Unmasking the Internet Imposters: AI's Role in Identifying Fraudulent Websites

The digital realm is a playground for deception. Every day, we see the rise of fraudulent websites, meticulously designed to appear trustworthy, with the sole purpose of illicitly profiting, either directly or indirectly. These sites are notorious for stealing sensitive information such as passwords and other credentials, which are then sold on the dark web. They also trick unsuspecting individuals into executing false money transactions or revealing their credit card data.

The Corporate Conundrum: The Threat of Fake Websites

For many businesses, the nightmare begins when their brands, logos, or business websites are replicated and misused to gain trust from employees, customers, or anyone unfortunate enough to land on these fraudulent sites. The attacker’s end-goals can vary from breaking into the organization using stolen passwords to obtaining sensitive customer information.

Setting up such a fake website involves registering an internet domain name that often closely resembles the target organization’s name. This act, known as cybersquatting or domain squatting, is a common tactic.
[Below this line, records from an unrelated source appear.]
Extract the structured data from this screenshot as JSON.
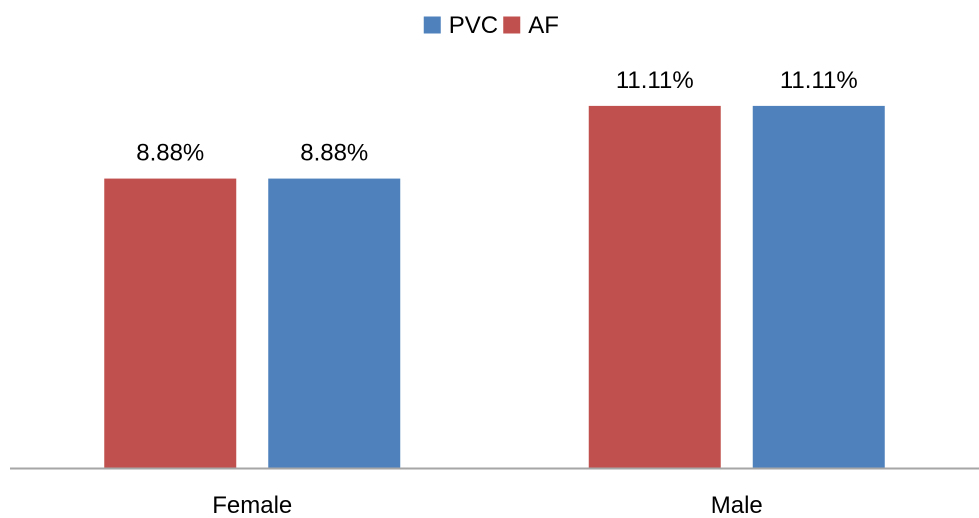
{
  "chart_data": {
    "type": "bar",
    "title": "",
    "xlabel": "",
    "ylabel": "",
    "categories": [
      "Female",
      "Male"
    ],
    "ylim": [
      0,
      13.5
    ],
    "grid": false,
    "legend": "top-center",
    "series": [
      {
        "name": "AF",
        "color": "#C0504D",
        "values": [
          8.88,
          11.11
        ],
        "labels": [
          "8.88%",
          "11.11%"
        ]
      },
      {
        "name": "PVC",
        "color": "#4F81BD",
        "values": [
          8.88,
          11.11
        ],
        "labels": [
          "8.88%",
          "11.11%"
        ]
      }
    ],
    "legend_order": [
      "PVC",
      "AF"
    ],
    "axis_color": "#A6A6A6"
  }
}
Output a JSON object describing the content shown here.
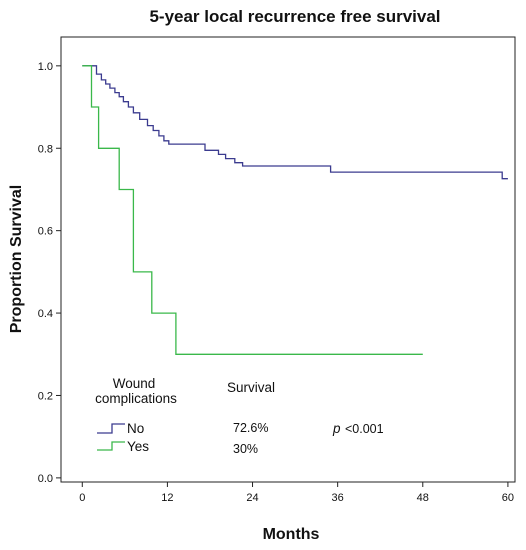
{
  "chart_data": {
    "type": "line",
    "title": "5-year local recurrence free survival",
    "xlabel": "Months",
    "ylabel": "Proportion Survival",
    "xlim": [
      -3,
      61
    ],
    "ylim": [
      -0.01,
      1.07
    ],
    "x_ticks": [
      0,
      12,
      24,
      36,
      48,
      60
    ],
    "y_ticks": [
      0.0,
      0.2,
      0.4,
      0.6,
      0.8,
      1.0
    ],
    "x_tick_labels": [
      "0",
      "12",
      "24",
      "36",
      "48",
      "60"
    ],
    "y_tick_labels": [
      "0.0",
      "0.2",
      "0.4",
      "0.6",
      "0.8",
      "1.0"
    ],
    "grid": false,
    "step": true,
    "legend": {
      "heading_line1": "Wound",
      "heading_line2": "complications",
      "survival_heading": "Survival",
      "p_symbol": "p",
      "p_value": "<0.001"
    },
    "series": [
      {
        "name": "No",
        "color": "#3b3b8f",
        "survival_label": "72.6%",
        "x": [
          0,
          2,
          2.7,
          3.3,
          3.9,
          4.6,
          5.2,
          5.8,
          6.5,
          7.2,
          8.1,
          9.2,
          10.0,
          10.8,
          11.5,
          12.2,
          13.0,
          17.3,
          19.2,
          20.2,
          21.5,
          22.6,
          23.4,
          35.0,
          59.2,
          60
        ],
        "y": [
          1.0,
          0.98,
          0.966,
          0.956,
          0.946,
          0.935,
          0.925,
          0.913,
          0.9,
          0.886,
          0.87,
          0.855,
          0.843,
          0.83,
          0.818,
          0.81,
          0.81,
          0.795,
          0.785,
          0.775,
          0.765,
          0.757,
          0.757,
          0.742,
          0.726,
          0.726
        ]
      },
      {
        "name": "Yes",
        "color": "#3ab84a",
        "survival_label": "30%",
        "x": [
          0,
          1.3,
          2.3,
          5.2,
          7.2,
          9.8,
          13.2,
          48
        ],
        "y": [
          1.0,
          0.9,
          0.8,
          0.7,
          0.5,
          0.4,
          0.3,
          0.3
        ]
      }
    ]
  }
}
For instance, a legitimate website might be www.company.com, and an attacker could register www.company.org (different extension, TLD swap) if that domain name was still available. Most users won’t notice the difference. There are many other look-a-like domain names to choose from (like www.company-info.com, www.com-pany.com), making it virtually impossible for an organization to register all of them to prevent cybersquatting. In such scenarios, it becomes crucial to check if a website is legit to protect oneself from falling into the trap of these fraudulent sites.

Despite the organization being blameless, the repercussions of a successful attack can cause significant damages. The internet is rife with cases and news articles about such attacks and their consequences.

According to the United States federal law known as the Anticybersquatting Consumer Protection Act, cybersquatting is the act of registering, trafficking in, or using an Internet domain name with bad faith intent to profit from the goodwill of a trademark belonging to someone else. The cybersquatter may offer to sell the domain to the person or company who owns a trademark contained within the domain name at an inflated price.

Since 1999, the World Intellectual Property Organization (WIPO), one of the 15 specialized agencies of the United Nations (UN), has provided an arbitration system wherein a trademark holder can attempt to claim a squatted site. The number of claims has been on the rise ever since.

However, the law often falls short in helping the victim, as the attacker cannot be identified in many cases. In such instances, the law also fails to assist in settling any damages. That’s why several organizations have taken proactive steps to monitor the registration of potential cybersquatting domains in combination with detecting fake websites to avoid or minimize any damages early on.

Swift Detection of Fraudulent Websites: The Power of AI

Registering all possible look-a-like internet domain names (or so-called “cybersquatting candidates”) is not a feasible strategy. It would require significant time and money to register and follow up. Automation in the detection and monitoring process can offer a solution here.

Here’s how it can work:

  1. Enumerate candidate cybersquatting (look-a-like) domain names: Based on a list of the organization’s known primary domain names, look-a-like names can be generated. Several enumeration techniques can be applied like adding and removing delimiters like dots and dashes,changing the extension with another extension (top-level domain swaps), or changing characters. These techniques generate a large list of domain names. 

  2. Verify if candidate cybersquatting websites are online: The next step is to continuously or frequently verify if these domain names are registered AND if they are actually hosting a website. If online, by automatically taking a screenshot of the website, it can be analyzed and investigated further to create an initial list of potential cybersquatting candidates. However, new candidates will regularly and continuously pop up for an analyst to investigate. While such an approach has proven to work, its downside is that it will also generate many false-positives which might lead to alert fatigue.

  3. Further qualify cybersquatting websites for brand abuse indicators using AI: Additional checks should be added like verifying if the organization’s name is used on the cybersquatting website. Additionally, Artificial Intelligence (AI) can help to dramatically reduce those false-positives and turn them into highly relevant alerts by searching for logos. An effective and simple approach is to list all your brand logos that are used online and have AI verify if a cybersquatting website is using a similar image. Only comparing an image file name or the raw image data or size, however, is not enough as this can easily be circumvented by recompressing the image in other formats or changing the file name.

There are plenty of off-the-shelf AI engines available that can help in detecting logos and brand images. Some common ones are AWS Rekognition, Google Vision AI, MS Azure Vision AI, and OpenCV. These AI tools, equipped with advanced machine learning algorithms, can analyze and compare images at an astonishing speed and accuracy. They can identify even the slightest similarities between different images, making them highly effective in spotting brand logos on fraudulent websites. By integrating such AI engines into their cybersecurity strategy, organizations can significantly enhance their ability to detect and combat cybersquatting, thereby safeguarding their online presence and reputation.